- Education: Paris-Sud University (PhD)
- Awards: CNRS Silver Medal
- Scientific career
- Workplaces: Fresnel Institute
- Thesis: Multipolar processes in nonlinear optics in molecular media (1997)
- Doctoral advisor: Joseph Zyss
- Website: www.fresnel.fr/perso/brasselet

= Sophie Brasselet =

French microscopist

Sophie Brasselet is a French optical physicist whose research interests include nonlinear optics, the optical and fluorescent properties of biomolecules, the optical manipulation of molecules, and the development of instrumentation for biological imaging, over scales ranging from single molecules to multi-cellular tissues. She is a director of research for the French National Centre for Scientific Research (CNRS), and the director of the Fresnel Institute in Marseille (France) also affiliated with the Mosaic advanced photonics group within the institute.

==Education and career==
Brasselet studied optics and photonics as a student at the École supérieure d'optique, completing her studies in 1994. She went on to a doctorate in 1997 at Paris-Sud University, under the supervision of Joseph Zyss.

After postdoctoral research at Stanford University in California with William E. Moerner, she returned to France in 2000 as an assistant professor at the École normale supérieure de Cachan.

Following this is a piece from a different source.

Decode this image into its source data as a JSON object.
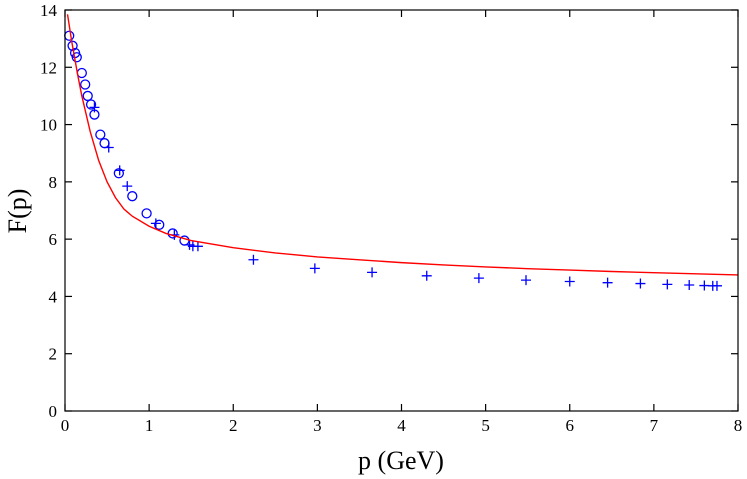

In 2006, she moved to Aix-Marseille University and in 2009 she was named a director of research within the CNRS.

==Recognition==
Brasselet received the CNRS Silver Medal in 2016. In 2022 she won the Léon Brillouin grand prize of the French Optical Society (La Société Française d'Optique), the first female winner of this prize.

She was named a Fellow of Optica, in the 2022 class of fellows, "for advancing fundamental knowledge of molecular nonlinear optics and application to polarization-resolved nonlinear and super resolution orientation microscopy".